Project Summary The spinal column is composed of neural and mesodermal tissues, and birth defects, such as scoliosis, that affect the spinal column can originate from abnormal development of either tissue. There are many forms of spinal malformation that can occur in development, including scoliosis, or misshapen bone within the spinal column. Genetic studies, including our zebrafish analyses, show that mutations that perturb somitogenesis lead to scoliosis phenotypes in zebrafish, mice and humans. Many questions remain about the molecular basis for congenital spinal malformations. Embryonic development requires many gene regulatory networks (GRN) that are activated and repressed overtime which underlie the dynamic control of morphogenesis. These GRNs are used repeatedly throughout development but give rise to different developmental outcomes. These differences are critical to achieving the wide array of cellular phenotypes required for development of an entire organism while using a relatively small number of genes. The process of elongation of the vertebrate body axis requires tissue patterning, cellular differentiation and cell migration of multiple tissues simultaneously. In order for all of these complex processes to occur in the embryo they must be tightly regulated by the dynamic control of multiple GRNs over time. This project uses an innovative application of deactivated Cas9 technology to investigate how two transcription factors regulate mesodermal differentiation and cell migration of during early spinal column development. Transgenic lines will be generated to create heat shock controlled bi-partite CRISPRi and CRISPRa systems to down- and up-regulate expression of transcription factors required for spinal column development. Phenotypes will be characterized by morphology and RT-qPCR. RNA sequencing will be used to identify the genes downstream of these transcription factors. In Aim 2, the CRISPRi/CRISPRa systems will be used to perform a targeted genetic screen to interrogate the roles of these target genes in the regulation of cell migration during body elongation. This work will elucidate the roles of these transcription factors, allowing a better understanding of combinatorial gene function in development as well as the genetic and cellular dynamics of vertebrate body elongation.
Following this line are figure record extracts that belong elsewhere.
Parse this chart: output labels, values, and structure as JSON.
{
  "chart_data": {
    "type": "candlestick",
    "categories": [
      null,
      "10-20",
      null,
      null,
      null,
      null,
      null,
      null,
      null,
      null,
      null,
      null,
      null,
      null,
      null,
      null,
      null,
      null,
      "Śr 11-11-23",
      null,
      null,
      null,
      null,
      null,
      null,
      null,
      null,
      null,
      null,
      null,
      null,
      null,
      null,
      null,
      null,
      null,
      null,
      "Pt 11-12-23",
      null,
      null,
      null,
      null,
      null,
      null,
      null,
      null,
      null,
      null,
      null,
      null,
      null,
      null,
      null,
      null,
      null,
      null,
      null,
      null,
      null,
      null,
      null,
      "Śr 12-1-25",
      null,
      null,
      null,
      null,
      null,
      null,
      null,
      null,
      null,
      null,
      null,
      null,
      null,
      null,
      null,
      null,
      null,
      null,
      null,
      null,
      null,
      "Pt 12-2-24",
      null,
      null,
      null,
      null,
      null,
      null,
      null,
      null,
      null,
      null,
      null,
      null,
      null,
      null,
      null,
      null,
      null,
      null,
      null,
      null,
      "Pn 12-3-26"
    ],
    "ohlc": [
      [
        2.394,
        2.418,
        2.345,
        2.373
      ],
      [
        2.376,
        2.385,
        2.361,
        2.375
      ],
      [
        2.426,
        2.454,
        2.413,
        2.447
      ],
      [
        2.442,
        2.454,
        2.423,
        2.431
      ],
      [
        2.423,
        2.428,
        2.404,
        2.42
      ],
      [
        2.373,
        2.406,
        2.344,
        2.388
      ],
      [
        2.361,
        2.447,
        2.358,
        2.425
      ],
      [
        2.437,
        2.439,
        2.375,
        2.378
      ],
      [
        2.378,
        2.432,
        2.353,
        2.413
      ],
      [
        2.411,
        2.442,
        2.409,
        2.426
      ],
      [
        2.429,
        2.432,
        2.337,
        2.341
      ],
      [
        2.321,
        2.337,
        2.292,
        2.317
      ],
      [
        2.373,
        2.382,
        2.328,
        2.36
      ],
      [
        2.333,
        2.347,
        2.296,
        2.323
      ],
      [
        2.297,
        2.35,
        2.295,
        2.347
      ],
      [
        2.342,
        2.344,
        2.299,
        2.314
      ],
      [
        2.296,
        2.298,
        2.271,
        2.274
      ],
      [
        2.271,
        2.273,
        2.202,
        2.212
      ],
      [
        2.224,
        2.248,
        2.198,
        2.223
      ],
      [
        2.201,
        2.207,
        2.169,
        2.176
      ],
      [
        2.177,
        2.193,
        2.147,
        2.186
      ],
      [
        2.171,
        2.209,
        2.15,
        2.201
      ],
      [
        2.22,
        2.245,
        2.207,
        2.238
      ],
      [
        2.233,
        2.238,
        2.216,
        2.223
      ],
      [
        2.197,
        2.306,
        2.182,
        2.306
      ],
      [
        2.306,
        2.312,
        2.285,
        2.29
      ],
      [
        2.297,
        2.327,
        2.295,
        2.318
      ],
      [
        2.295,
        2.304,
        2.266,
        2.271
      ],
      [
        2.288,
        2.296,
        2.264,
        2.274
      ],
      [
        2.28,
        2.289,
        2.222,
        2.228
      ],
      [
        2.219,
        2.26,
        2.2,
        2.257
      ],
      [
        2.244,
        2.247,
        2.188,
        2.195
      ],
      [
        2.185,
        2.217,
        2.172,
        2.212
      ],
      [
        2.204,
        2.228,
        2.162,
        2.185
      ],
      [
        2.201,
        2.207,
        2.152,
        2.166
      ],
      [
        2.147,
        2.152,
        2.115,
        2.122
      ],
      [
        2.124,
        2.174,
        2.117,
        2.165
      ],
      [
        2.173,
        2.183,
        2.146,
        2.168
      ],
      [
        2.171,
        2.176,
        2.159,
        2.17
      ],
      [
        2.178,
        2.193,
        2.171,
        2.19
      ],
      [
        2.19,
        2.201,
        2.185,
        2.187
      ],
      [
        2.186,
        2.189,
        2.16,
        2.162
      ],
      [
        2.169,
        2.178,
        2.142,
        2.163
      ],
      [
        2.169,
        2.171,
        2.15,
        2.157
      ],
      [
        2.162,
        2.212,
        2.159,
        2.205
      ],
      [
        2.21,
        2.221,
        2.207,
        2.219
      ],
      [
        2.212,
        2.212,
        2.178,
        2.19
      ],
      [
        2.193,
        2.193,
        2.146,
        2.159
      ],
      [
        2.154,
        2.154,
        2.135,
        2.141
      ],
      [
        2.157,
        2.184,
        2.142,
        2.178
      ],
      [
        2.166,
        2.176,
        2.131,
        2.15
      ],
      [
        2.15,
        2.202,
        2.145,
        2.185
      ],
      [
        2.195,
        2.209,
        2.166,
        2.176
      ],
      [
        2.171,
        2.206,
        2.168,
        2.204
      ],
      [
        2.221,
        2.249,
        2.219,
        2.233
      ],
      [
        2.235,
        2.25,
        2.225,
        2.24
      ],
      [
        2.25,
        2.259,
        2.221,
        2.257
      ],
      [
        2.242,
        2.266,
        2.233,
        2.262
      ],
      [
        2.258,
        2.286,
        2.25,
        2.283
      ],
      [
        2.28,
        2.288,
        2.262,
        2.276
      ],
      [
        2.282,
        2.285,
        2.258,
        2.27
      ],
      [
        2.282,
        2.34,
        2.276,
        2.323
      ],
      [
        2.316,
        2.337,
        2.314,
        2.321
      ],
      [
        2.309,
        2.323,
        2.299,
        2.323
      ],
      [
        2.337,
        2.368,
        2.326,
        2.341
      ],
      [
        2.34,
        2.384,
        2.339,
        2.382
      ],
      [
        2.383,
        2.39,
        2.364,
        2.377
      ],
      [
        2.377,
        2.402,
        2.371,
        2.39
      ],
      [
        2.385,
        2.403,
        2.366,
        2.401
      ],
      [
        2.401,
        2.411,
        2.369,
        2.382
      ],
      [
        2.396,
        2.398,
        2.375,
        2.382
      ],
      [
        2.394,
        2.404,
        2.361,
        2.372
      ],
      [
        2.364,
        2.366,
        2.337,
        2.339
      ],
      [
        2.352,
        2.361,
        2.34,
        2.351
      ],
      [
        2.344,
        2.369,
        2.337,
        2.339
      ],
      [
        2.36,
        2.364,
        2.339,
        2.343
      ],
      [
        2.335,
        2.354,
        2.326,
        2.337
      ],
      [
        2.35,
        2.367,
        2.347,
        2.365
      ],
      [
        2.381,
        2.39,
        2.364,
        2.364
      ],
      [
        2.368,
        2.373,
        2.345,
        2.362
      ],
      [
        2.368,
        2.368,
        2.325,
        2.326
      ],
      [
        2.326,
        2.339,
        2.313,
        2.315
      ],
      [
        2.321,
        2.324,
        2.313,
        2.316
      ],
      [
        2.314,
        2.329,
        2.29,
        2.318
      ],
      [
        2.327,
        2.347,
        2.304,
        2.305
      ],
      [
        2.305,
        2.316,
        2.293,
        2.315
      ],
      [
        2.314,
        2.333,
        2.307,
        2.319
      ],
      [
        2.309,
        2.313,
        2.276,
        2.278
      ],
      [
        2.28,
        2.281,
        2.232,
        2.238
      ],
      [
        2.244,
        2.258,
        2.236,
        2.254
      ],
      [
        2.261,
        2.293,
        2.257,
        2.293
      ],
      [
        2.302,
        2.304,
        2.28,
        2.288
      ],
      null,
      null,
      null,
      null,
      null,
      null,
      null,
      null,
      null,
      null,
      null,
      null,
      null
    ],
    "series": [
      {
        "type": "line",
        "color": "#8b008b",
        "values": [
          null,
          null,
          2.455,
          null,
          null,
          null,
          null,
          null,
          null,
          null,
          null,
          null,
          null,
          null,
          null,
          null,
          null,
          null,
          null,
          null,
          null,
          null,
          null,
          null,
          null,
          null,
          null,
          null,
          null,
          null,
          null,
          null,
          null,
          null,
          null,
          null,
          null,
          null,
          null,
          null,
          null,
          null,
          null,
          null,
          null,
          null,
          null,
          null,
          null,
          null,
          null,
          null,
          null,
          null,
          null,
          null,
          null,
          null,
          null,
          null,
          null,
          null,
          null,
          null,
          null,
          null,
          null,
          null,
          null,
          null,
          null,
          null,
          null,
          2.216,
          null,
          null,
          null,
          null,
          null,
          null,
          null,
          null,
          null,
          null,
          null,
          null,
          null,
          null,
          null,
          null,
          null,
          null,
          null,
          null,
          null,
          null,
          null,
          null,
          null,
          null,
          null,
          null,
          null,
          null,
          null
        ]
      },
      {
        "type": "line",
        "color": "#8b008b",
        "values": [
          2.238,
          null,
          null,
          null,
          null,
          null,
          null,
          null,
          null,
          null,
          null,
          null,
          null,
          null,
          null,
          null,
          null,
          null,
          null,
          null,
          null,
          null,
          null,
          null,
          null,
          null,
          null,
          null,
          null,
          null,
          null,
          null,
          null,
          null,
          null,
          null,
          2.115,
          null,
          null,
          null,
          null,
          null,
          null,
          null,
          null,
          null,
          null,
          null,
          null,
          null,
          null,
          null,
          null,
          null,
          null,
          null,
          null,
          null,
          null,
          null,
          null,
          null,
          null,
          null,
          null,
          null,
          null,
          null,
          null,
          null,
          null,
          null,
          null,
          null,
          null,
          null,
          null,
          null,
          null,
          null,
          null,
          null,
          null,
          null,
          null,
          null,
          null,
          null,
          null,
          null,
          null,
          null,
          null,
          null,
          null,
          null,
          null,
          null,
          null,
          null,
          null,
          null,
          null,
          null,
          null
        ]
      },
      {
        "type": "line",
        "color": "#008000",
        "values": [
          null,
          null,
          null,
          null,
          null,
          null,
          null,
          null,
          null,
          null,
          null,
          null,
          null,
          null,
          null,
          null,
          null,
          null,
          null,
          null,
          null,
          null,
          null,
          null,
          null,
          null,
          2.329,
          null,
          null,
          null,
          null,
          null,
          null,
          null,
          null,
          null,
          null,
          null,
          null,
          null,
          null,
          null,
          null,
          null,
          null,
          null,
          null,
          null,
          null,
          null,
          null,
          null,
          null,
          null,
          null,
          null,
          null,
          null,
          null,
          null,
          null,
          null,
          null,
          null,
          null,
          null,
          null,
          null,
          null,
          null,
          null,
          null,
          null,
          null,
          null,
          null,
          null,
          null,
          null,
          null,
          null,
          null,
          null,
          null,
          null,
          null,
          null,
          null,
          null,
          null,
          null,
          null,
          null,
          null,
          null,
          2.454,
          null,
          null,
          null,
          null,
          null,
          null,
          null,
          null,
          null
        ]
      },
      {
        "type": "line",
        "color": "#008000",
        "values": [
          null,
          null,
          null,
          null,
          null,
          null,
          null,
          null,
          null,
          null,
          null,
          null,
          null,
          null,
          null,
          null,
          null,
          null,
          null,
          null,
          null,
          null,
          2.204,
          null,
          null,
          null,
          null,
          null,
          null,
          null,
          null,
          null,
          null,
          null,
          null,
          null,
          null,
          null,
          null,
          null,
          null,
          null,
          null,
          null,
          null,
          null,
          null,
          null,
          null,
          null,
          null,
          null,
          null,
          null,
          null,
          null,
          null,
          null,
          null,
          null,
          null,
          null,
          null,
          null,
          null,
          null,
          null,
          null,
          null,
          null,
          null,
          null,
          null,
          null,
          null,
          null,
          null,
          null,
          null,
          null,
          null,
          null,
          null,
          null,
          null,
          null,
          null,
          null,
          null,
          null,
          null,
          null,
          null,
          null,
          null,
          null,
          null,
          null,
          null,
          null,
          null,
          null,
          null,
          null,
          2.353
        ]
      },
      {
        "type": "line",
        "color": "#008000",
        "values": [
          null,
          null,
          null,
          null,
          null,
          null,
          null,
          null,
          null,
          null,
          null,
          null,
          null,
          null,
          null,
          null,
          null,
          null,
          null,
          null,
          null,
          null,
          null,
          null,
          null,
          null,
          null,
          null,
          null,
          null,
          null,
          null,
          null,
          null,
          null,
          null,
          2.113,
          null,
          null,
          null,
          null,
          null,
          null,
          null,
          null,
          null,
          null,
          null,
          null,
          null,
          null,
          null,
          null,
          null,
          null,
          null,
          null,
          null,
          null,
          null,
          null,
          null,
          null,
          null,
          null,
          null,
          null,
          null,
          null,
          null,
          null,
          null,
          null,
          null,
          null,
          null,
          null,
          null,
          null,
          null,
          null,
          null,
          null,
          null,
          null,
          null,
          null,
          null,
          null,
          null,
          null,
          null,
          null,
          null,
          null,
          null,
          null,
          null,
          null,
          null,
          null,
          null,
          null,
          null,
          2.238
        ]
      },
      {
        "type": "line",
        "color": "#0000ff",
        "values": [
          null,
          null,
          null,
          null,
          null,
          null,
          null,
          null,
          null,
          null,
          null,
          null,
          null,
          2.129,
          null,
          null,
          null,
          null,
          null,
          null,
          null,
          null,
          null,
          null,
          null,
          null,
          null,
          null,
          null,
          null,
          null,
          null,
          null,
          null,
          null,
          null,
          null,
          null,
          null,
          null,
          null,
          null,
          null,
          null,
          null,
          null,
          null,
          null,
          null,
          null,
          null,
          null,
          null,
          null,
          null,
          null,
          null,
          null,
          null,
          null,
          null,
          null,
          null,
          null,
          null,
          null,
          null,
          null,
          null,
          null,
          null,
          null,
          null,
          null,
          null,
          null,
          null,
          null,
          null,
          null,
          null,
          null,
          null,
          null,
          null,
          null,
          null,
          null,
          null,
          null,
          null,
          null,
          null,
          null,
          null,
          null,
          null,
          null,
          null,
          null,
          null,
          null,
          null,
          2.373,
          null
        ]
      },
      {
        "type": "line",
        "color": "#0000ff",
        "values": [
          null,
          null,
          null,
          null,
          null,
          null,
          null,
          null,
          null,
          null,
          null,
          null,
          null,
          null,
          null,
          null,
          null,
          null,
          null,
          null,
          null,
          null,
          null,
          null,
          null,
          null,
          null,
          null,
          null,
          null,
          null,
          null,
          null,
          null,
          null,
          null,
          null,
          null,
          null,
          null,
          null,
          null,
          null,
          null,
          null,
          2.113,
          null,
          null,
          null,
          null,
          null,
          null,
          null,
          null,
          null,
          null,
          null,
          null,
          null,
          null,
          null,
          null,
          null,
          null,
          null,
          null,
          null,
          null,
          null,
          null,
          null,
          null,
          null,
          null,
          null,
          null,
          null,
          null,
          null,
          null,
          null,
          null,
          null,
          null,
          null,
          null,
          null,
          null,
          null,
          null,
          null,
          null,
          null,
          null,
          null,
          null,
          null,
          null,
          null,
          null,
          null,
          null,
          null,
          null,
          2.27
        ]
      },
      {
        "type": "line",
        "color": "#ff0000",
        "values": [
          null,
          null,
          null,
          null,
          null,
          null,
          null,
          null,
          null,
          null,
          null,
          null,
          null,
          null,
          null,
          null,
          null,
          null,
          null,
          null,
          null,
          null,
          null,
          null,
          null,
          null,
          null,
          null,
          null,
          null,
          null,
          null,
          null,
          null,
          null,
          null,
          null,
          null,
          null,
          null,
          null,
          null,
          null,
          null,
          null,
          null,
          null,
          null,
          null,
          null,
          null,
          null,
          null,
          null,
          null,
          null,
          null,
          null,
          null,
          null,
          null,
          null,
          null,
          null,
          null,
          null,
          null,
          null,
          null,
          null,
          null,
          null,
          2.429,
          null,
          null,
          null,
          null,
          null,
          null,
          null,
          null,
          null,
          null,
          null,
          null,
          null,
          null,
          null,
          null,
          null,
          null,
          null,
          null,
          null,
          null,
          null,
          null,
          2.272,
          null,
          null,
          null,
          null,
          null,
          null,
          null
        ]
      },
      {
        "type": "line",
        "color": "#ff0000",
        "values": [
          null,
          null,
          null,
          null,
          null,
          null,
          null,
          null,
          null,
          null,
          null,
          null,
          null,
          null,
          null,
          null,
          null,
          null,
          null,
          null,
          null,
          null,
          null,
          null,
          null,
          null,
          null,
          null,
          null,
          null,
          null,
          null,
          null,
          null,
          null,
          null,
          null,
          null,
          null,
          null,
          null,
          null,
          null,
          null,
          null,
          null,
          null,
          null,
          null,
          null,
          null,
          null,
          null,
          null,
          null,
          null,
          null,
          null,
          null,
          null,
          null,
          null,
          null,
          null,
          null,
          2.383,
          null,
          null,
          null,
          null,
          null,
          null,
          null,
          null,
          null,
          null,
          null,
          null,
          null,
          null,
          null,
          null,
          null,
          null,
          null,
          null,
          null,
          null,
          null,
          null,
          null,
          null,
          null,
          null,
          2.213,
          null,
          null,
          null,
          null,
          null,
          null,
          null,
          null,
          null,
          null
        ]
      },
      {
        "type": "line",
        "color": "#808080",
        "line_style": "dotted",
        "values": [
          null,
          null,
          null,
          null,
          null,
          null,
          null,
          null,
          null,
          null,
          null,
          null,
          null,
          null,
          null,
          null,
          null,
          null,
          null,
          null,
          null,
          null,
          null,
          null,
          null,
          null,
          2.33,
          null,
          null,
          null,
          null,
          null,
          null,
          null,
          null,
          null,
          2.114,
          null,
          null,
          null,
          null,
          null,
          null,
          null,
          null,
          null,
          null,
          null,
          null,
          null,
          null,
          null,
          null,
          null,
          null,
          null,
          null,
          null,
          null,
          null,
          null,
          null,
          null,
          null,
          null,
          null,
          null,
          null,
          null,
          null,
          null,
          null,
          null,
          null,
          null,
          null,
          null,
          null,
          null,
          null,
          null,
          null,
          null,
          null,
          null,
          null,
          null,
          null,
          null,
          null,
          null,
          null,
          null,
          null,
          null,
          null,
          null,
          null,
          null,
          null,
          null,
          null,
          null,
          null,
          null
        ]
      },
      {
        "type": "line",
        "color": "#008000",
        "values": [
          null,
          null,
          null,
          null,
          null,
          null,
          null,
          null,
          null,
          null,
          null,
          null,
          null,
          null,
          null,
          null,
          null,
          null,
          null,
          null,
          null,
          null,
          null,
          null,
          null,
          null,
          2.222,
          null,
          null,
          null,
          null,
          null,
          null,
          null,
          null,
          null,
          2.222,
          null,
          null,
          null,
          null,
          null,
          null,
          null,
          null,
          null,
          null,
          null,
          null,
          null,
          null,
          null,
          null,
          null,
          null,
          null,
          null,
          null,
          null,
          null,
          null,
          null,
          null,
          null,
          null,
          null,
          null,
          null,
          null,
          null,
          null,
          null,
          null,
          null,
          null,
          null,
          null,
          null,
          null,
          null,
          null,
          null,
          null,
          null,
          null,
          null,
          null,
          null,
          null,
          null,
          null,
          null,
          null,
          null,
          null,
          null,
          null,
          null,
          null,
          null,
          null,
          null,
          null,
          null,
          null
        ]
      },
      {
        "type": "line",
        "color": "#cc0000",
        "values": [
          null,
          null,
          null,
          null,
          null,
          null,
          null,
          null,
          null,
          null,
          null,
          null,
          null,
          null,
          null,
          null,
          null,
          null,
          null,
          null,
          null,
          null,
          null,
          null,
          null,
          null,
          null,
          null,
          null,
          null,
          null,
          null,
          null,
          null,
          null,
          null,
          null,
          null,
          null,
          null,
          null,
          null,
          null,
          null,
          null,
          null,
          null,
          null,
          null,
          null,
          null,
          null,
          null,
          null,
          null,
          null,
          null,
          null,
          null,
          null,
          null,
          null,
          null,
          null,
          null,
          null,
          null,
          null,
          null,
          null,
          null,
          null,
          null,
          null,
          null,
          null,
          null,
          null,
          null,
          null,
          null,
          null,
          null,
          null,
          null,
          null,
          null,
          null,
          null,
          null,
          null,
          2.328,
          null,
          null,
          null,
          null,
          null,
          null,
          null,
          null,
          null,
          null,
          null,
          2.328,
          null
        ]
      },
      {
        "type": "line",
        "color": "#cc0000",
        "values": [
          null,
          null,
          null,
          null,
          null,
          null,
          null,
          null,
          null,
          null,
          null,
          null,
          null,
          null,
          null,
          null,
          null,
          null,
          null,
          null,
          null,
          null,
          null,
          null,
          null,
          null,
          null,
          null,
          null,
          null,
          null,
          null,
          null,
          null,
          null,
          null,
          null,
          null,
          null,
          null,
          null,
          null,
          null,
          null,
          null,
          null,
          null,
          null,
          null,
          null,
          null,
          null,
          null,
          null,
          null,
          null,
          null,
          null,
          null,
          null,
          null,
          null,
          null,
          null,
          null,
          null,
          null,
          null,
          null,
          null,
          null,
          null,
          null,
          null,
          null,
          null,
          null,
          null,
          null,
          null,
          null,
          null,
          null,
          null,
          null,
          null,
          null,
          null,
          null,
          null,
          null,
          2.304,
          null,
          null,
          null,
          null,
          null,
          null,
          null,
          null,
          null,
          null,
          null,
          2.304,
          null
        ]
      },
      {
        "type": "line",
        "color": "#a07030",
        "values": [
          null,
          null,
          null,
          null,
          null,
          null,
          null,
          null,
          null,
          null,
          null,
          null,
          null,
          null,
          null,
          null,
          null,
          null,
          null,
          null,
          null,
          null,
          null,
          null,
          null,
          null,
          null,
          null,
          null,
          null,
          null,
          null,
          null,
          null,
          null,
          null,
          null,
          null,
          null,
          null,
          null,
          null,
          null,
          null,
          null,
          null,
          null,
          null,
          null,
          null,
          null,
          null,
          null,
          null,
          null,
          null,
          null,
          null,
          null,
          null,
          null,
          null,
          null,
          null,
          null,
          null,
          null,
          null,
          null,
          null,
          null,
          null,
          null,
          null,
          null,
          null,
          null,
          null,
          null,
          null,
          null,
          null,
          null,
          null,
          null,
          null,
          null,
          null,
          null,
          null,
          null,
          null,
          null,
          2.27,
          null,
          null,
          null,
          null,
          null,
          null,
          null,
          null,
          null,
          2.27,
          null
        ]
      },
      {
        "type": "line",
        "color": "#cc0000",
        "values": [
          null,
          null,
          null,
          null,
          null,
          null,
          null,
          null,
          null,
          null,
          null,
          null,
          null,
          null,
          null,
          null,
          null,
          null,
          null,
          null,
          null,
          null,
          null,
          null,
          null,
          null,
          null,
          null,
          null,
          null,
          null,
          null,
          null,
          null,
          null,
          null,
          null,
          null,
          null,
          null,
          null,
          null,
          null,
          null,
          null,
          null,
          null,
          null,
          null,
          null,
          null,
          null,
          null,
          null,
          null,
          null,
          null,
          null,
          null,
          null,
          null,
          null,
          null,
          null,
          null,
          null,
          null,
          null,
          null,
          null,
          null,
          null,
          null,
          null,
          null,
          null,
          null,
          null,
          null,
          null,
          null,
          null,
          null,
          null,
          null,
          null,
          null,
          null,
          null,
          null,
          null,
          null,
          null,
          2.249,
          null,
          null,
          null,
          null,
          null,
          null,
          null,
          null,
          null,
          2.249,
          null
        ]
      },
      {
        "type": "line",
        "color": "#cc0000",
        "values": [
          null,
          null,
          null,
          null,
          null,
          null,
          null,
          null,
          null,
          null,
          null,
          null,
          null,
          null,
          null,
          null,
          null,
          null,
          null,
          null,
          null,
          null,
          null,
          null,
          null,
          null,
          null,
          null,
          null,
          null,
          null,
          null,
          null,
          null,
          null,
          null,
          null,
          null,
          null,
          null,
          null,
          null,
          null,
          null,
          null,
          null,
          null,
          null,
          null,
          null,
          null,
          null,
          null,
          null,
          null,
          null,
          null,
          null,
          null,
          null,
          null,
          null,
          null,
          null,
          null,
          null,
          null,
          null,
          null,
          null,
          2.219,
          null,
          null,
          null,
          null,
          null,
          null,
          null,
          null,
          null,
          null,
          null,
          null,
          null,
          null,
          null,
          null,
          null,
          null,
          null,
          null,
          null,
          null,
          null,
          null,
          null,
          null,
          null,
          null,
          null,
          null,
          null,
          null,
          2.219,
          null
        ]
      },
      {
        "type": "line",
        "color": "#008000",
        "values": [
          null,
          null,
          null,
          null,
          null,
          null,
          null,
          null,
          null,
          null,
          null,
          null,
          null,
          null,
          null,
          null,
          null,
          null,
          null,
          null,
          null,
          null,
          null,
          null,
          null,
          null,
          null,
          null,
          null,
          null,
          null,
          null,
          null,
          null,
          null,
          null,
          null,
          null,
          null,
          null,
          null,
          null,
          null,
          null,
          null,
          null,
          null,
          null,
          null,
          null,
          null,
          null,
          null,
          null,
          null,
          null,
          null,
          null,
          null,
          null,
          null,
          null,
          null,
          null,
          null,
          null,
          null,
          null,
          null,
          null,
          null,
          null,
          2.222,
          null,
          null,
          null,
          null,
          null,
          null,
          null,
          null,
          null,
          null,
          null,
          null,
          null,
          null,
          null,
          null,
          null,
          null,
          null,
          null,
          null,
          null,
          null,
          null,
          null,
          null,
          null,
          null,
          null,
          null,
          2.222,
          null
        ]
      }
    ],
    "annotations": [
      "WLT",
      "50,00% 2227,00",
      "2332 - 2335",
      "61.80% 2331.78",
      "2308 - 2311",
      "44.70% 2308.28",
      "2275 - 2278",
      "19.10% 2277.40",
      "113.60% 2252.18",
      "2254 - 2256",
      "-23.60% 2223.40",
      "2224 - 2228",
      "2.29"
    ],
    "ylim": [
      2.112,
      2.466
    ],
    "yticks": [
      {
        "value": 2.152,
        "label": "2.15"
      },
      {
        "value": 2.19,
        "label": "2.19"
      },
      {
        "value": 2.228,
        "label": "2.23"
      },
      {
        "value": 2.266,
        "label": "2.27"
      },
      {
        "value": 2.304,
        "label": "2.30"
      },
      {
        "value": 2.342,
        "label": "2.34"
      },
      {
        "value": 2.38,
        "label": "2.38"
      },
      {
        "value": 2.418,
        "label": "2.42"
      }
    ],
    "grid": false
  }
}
项目摘要 脊柱由神经和中胚层组织组成，并且出生缺陷，如脊柱侧凸， 影响脊柱的疾病可能源于任何一种组织的异常发育。有许多形式的 在发育过程中可能发生的脊柱畸形，包括脊柱侧凸或脊柱内的畸形骨 柱遗传研究，包括我们对斑马鱼的分析，表明干扰体节发生的突变导致 斑马鱼、小鼠和人类的脊柱侧凸表型。许多问题仍然存在的分子基础， 先天性脊柱畸形 胚胎发育需要许多基因调控网络（GRN），这些网络被激活和抑制 这是形态发生动态控制的基础。这些GRN在整个过程中反复使用 发展，但产生不同的发展结果。这些差异对于实现 整个生物体发育所需的广泛的细胞表型，同时使用相对小的 基因数量。脊椎动物体轴的伸长过程需要组织图案化、细胞图案化、细胞图案化和细胞图案化。 细胞分化和细胞迁移。为了让所有这些复杂的过程 为了在胚胎中发生，它们必须随着时间的推移受到多个GRNs的动态控制的严格调节。这 一个项目使用灭活Cas9技术的创新应用来研究两个转录因子如何 调节脊柱发育早期的中胚层分化和细胞迁移。转基因 将产生线，以创建热冲击控制的双向CRISPRi和CRISPRa系统， 上调脊柱发育所需的转录因子的表达。表型将是 通过形态学和RT-qPCR表征。RNA测序将用于识别基因的下游， 这些转录因子。在目标2中，CRISPRi/CRISPRa系统将用于进行靶向遗传修饰。 筛选询问这些靶基因在身体伸长过程中细胞迁移调节中的作用。 这项工作将阐明这些转录因子的作用，使人们更好地了解组合的 基因在发育中的功能以及脊椎动物身体伸长的遗传和细胞动力学。